Joe Hill sets the hook early (again, two paragraphs) and then never lets go of your attention for the rest of “Horns” as we learn more not only about the night before but the complicated past of one Ignatius Perrish. Ig was the prime suspect in the murder and rape of his girlfriend Merrin. The night before Ig is set to leave for England for six months, Merrin announces that she wants a bit of a break from Ig during his sojourn in England. Ig leaves is a fit of fury and the next day Merrin is found dead in the woods. Ig is the prime suspect but was never charged due to a lack of evidence.
Now a year later, he’s woken up with horns and is estranged from most of his family and friends.

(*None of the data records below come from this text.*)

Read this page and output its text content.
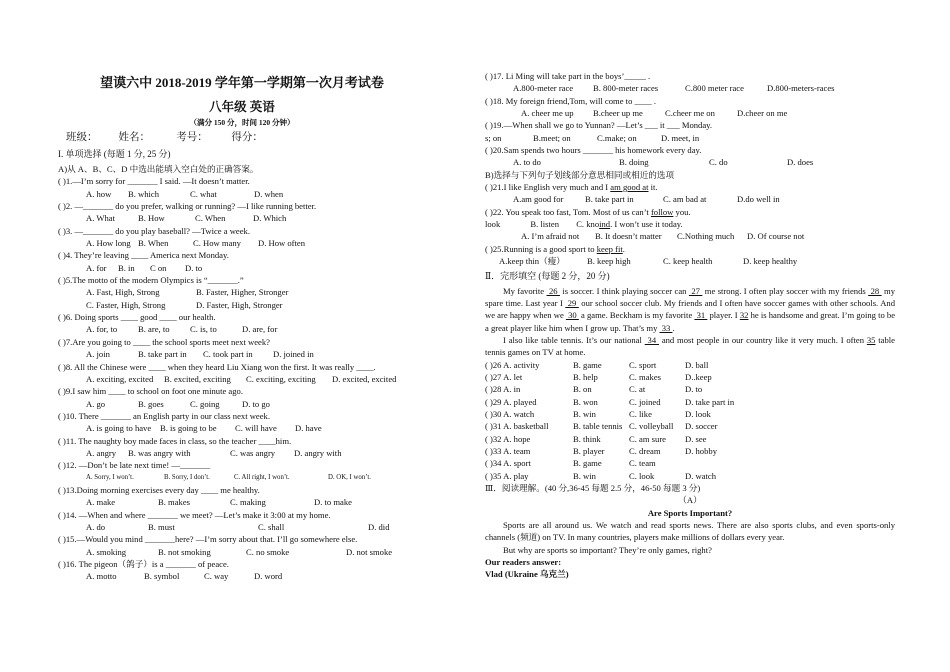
望谟六中 2018-2019 学年第一学期第一次月考试卷
八年级 英语
（满分 150 分，时间 120 分钟）
班级：        姓名：          考号：         得分：
I. 单项选择 (每题 1 分, 25 分)
A)从 A、B、C、D 中选出能填入空白处的正确答案。
( )1.—I’m sorry for _______ I said. —It doesn’t matter.
A. how B. which	C. what	D. when
( )2. —_______ do you prefer, walking or running? —I like running better.
A. What	B. How	C. When	D. Which
( )3. —_______ do you play baseball? —Twice a week.
A. How long B. When	C. How many D. How often
( )4. They’re leaving ____ America next Monday.
A. for B. in C on D. to
( )5.The motto of the modern Olympics is “_______.”
A. Fast, High, Strong	B. Faster, Higher, Stronger
C. Faster, High, Strong	D. Faster, High, Stronger
( )6. Doing sports ____ good ____ our health.
A. for, to B. are, to C. is, to	D. are, for
( )7.Are you going to ____ the school sports meet next week?
A. join	B. take part in C. took part in D. joined in
( )8. All the Chinese were ____ when they heard Liu Xiang won the first. It was really ____.
A. exciting, excited B. excited, exciting C. exciting, exciting D. excited, excited
( )9.I saw him ____ to school on foot one minute ago.
A. go	B. goes	C. going	D. to go
( )10. There _______ an English party in our class next week.
A. is going to have B. is going to be C. will have D. have
( )11. The naughty boy made faces in class, so the teacher ____him.
A. angry B. was angry with	C. was angry D. angry with
( )12. —Don’t be late next time! —_______
A. Sorry, I won’t.	B. Sorry, I don’t.	C. All right, I won’t.	D. OK, I won’t.
( )13.Doing morning exercises every day ____ me healthy.
A. make	B. makes	C. making	D. to make
( )14. —When and where _______ we meet? —Let’s make it 3:00 at my home.
A. do	B. must	C. shall	D. did
( )15.—Would you mind _______here? —I’m sorry about that. I’ll go somewhere else.
A. smoking	B. not smoking	C. no smoke	D. not smoke
( )16. The pigeon（鸽子）is a _______ of peace.
A. motto	B. symbol	C. way	D. word
( )17. Li Ming will take part in the boys’_____ .
A.800-meter race B. 800-meter races	C.800 meter race	D.800-meters-races
( )18. My foreign friend,Tom, will come to ____ .
A. cheer me up B.cheer up me	C.cheer me on	D.cheer on me
( )19.—When shall we go to Yunnan? —Let’s ___ it ___ Monday.
s; on	B.meet; on	C.make; on	D. meet, in
( )20.Sam spends two hours _______ his homework every day.
A. to do	B. doing	C. do	D. does
B)选择与下列句子划线部分意思相同或相近的选项
( )21.I like English very much and I am good at it.
A.am good for	B. take part in	C. am bad at	D.do well in
( )22. You speak too fast, Tom. Most of us can’t follow you.
look              B. listen        C. knoind. I won’t use it today.
A. I’m afraid not B. It doesn’t matter C.Nothing much D. Of course not
( )25.Running is a good sport to keep fit.
A.keep thin（瘦）	B. keep high	C. keep health	D. keep healthy
Ⅱ．完形填空 (每题 2 分，20 分)
My favorite  26  is soccer. I think playing soccer can  27  me strong. I often play soccer with my friends  28  my spare time. Last year I  29  our school soccer club. My friends and I often have soccer games with other schools. And we are happy when we  30  a game. Beckham is my favorite  31  player. I 32 he is handsome and great. I’m going to be a great player like him when I grow up. That’s my  33 .
I also like table tennis. It’s our national  34  and most people in our country like it very much. I often 35 table tennis games on TV at home.
( )26 A. activity	B. game	C. sport	D. ball
( )27 A. let	B. help	C. makes	D..keep
( )28 A. in	B. on	C. at	D. to
( )29 A. played	B. won	C. joined	D. take part in
( )30 A. watch	B. win	C. like	D. look
( )31 A. basketball	B. table tennis	C. volleyball	D. soccer
( )32 A. hope	B. think	C. am sure	D. see
( )33 A. team	B. player	C. dream	D. hobby
( )34 A. sport	B. game	C. team	
( )35 A. play	B. win	C. look	D. watch
Ⅲ．阅读理解。(40 分,36-45 每题 2.5 分，46-50 每题 3 分)
（A）
Are Sports Important?
Sports are all around us. We watch and read sports news. There are also sports clubs, and even sports-only channels (频道) on TV. In many countries, players make millions of dollars every year.
But why are sports so important? They’re only games, right?
Our readers answer:
Vlad (Ukraine 乌克兰)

And the horns have an unusual power–they make anyone Ig comes in contact with tell him their most subconscious and repressed desires, emotions, thoughts and feelings. It’s amusing at first, but soon takes a darker turn with Ig finds out exactly how his family feels about him and discovers some clues about what happened the night Merrin died.
At times, “Horns” feels like a lost story by Richard Matheson while at others (especially in the last half of the book), the story feels like vintage Stephen King. Joe Hill shows the influences of both horror masters here, but also comes into his own as a writer with this superb story. Going back and forth, following events across Ig’s life, we get a complete character study as well as a superb set-up of what happened to Merrin and why. The story gives us just enough clues to keep things interesting without telegraphing all of the novel’s final few revelations. And when the final page is turned, you’ll walk away feeling satisfied like you’ve just enjoyed a great meal.
Joe Hill builds on his work in “Heart Shaped Box” with “Horns,” delivering on the promise he showed there in spades. You don’t have to have read “Box” to enjoy “Horns” (each is stand alone), but if you missed it, you’ll definitely want to check out one of the most promising young writers on the market today. “Horns” should only win him over a legion of new fans.
One of the best books I’ve read all year.